Kumaran Pillai, 49, is a known figure in the media industry as the former chief editor of The Online Citizen before he left to join the team behind the formation of The Independent Singapore as a stakeholder and its publisher.
PSP chief Dr Tan Cheng Bock introduced Kumaran alongside two former Singapore Armed Forces officers Michael Chua and Nadarajah Loganathan as well as lawyer Wendy Low and customer service manager Damien Tay.
Kumaran, however, holds the experience of being embedded in the media industry and the startup scene with a portfolio of fledgling companies under his management as the Chief Executive Officer of Apple Seed, a venture accelerator.
As an experienced technopreneur, he launched a finance software company after losing his job during the dot-com bubble burst in the early 2000s, a company which went on to win multiple awards. Kumaran went on to launch Apple Seed and incubated dozens of tech start-ups across Asia-Pacific.
But it was his experience in socio-political websites that saw him speaking out about the issues and affairs that he believes in. During his time in The Online Citizen, he conducted investigations into the treatment by Panasonic Singapore’s local employment agent of its workers as well as the SMRT bus drivers' strike in 2012.
Leaving his post as TOC’s chief editor, he went on to become the publisher of The Independent Singapore, where Kumaran continued reporting the affairs of the day, including political commentaries on Minister for Trade and Industry Chan Chun Sing and the formation of PSP. He stepped down from The Independent earlier this year to join Dr Tan’s team.
“When I spoke to Dr Tan, I said ‘I’ve been commenting and writing about politics for close to seven years. And I’ve been championing a lot of issues’,” Kumaran stated during the press conference earlier today.
“One of the things Dr Tan said was ‘writing and championing online is not enough. You need to take the fight into Parliament’.”

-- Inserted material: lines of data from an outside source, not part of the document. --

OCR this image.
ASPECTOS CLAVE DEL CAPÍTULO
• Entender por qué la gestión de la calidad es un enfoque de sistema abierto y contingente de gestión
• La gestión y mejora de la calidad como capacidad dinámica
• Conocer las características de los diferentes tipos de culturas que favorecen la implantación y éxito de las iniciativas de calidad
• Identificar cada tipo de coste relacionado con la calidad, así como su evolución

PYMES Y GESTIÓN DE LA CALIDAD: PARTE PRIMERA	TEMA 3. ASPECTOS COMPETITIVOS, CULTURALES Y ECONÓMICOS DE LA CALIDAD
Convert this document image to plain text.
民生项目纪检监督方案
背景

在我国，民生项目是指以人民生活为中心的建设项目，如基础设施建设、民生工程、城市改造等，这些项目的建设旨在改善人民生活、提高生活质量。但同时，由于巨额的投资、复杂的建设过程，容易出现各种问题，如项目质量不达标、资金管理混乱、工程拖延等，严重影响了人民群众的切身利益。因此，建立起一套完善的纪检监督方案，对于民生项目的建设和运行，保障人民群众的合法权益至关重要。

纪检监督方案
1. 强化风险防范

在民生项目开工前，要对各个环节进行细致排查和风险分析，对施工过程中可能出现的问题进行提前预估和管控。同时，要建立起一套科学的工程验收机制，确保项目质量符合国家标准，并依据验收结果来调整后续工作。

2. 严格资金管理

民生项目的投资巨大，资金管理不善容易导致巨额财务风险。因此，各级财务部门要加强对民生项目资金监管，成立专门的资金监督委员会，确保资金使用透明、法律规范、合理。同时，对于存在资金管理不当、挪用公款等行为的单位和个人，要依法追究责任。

In response to media queries on how his background could help him in his path into politics, Kumaran stated that he can’t just rely on his experience as a digital journalist to do the job. Online campaigns are no substitute for walking the ground, he affirmed, adding that he's determined to learn from Dr Tan to gather and listen to the concerns affecting the community.
Kumaran confirmed that he will be running in the newly carved-out Kebun Baru SMC, a constituency that is being eyed by the Democratic Progressive Party (DPP) and by the People’s Action Party’s Henry Kwek.